The Building Blocks of Interpretability

Exploring how feature visualization can combine together with other interpretability techniques to understand aspects of how networks make decisions.

The Building Blocks of Interpretability
Image: Google Research

Earlier in 2015, Google researchers wanted images led to psychedelic images. They thus created code as DeepDream and it grew into a small art movement producing all sorts of amazing things. Continuing with an original line of research behind DeepDream, they also trying to address one of the most exciting questions in Deep Learning: how do neural networks do what they do?

Researchers have reported about their demonstration in journal Distill, on how those same techniques could show what individual neurons in a network do, rather than just what is “interesting to the network” as in DeepDream. This enabled them to perceive how neurons amidst the system are locators for a wide range of things — catches, patches of fabric, structures — and perceive how that development to be increasingly complex over the layers of the system.
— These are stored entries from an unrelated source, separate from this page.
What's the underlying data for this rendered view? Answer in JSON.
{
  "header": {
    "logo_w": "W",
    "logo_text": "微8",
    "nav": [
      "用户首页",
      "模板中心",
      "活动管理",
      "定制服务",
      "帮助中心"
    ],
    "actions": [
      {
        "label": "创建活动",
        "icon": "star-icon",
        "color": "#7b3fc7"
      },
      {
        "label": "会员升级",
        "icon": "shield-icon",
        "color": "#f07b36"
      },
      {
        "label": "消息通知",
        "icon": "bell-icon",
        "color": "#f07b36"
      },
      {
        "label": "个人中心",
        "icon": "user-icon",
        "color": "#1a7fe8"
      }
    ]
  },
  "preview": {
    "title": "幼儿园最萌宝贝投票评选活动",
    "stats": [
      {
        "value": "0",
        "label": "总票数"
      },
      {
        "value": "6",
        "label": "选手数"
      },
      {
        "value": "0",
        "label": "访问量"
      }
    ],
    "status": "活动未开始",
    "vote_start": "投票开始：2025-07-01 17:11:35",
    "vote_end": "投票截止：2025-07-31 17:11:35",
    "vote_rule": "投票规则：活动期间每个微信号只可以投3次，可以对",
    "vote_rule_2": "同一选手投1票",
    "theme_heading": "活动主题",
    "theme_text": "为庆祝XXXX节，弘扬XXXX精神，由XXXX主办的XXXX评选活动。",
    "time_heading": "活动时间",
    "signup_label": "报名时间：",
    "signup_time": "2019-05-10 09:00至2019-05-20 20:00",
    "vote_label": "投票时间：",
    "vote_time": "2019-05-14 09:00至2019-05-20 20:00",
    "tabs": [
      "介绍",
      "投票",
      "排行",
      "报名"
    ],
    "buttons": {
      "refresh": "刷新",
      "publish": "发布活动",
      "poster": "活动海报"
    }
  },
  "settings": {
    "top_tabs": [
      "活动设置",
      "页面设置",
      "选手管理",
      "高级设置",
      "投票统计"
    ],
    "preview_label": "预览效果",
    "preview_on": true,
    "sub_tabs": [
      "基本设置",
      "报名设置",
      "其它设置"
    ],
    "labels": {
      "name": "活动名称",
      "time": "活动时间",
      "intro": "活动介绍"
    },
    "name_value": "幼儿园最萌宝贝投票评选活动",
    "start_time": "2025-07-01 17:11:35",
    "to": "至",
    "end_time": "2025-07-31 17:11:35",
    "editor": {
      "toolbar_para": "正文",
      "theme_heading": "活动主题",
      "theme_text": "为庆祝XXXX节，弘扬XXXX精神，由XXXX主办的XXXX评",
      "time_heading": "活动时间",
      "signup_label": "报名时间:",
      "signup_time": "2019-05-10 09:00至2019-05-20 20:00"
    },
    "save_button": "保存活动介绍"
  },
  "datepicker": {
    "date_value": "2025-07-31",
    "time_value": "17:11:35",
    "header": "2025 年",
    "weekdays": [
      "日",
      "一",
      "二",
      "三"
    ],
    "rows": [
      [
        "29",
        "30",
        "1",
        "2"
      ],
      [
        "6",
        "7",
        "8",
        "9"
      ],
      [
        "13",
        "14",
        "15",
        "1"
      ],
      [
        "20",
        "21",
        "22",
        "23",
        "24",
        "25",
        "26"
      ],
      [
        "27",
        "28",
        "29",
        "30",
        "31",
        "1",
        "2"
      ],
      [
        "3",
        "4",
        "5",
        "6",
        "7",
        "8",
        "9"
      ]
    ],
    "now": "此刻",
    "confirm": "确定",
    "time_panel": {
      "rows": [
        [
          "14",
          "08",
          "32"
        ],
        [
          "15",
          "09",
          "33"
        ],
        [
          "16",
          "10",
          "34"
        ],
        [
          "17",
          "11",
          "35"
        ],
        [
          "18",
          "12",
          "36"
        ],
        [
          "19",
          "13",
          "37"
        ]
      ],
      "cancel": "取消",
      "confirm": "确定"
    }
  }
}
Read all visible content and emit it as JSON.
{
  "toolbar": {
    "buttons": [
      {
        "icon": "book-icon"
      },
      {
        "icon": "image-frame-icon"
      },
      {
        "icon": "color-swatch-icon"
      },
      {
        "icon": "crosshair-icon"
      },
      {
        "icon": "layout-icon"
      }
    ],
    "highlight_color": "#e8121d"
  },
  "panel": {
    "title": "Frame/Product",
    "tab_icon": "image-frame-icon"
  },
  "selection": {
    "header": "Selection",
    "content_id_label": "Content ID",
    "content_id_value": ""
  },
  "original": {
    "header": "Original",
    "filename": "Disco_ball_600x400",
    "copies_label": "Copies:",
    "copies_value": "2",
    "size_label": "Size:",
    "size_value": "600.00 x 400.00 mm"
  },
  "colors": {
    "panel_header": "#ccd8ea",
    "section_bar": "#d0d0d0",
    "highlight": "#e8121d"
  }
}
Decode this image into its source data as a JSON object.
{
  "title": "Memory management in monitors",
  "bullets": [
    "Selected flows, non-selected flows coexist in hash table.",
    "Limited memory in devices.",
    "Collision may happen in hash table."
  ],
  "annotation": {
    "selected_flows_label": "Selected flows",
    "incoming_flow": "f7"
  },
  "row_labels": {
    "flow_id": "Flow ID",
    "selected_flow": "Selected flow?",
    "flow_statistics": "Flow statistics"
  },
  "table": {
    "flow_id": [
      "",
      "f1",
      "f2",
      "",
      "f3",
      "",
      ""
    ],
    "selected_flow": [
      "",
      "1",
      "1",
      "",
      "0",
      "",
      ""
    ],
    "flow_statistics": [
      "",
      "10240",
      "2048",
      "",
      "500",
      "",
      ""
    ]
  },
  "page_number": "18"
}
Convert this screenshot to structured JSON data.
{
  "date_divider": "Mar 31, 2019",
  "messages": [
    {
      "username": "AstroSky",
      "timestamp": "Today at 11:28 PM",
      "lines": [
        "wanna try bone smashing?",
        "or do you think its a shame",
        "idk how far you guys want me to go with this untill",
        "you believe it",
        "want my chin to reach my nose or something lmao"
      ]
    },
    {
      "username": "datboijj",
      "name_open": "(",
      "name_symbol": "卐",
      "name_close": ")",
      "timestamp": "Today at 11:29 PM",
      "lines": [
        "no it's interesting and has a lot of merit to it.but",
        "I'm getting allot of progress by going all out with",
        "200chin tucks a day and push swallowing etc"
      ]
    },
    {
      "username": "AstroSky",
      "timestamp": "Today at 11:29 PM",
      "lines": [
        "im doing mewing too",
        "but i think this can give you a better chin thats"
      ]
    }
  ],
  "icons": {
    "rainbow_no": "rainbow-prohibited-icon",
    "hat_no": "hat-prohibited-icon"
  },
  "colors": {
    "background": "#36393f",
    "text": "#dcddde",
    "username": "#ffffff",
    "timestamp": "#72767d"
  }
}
The Building Blocks of Interpretability
Image: Google Research

Now, they have explored how include perception can consolidate together with other interpretability systems to comprehend parts of how arranges to decide. Through this, they demonstrate that these mixes can enable us to kind of “remain amidst a neural system” and see a portion of the choices being made by then, and how they impact the last yield.

They additionally explored techniques for understanding which neurons fire in the network. The techniques make things more meaningful to humans by attaching visualizations to each neuron, so we can see things like “the floppy ear detector fired”. It’s almost a kind of MRI for neural networks.

Visualizations of neurons in GoogLeNet. Neurons in higher layers represent higher level ideas.
Visualizations of neurons in GoogLeNet. Neurons in higher layers represent higher level ideas.

During experiments, they trailed the techniques on an image. They zoom out and show how the entire image was “perceived” at different layers. This allows them to really see the transition from the network detecting very simple combinations of edges, to rich textures and 3d structure, to high-level structures like ears, snouts, heads, and legs.

These bits of knowledge are energizing independent from anyone else, yet they turn out to be significant all the more energizing when we can relate them to an official choice the system makes. So not exclusively would we be able to see that the system identified a floppy ear, yet we can likewise perceive how that builds the likelihood of the picture being a labrador retriever.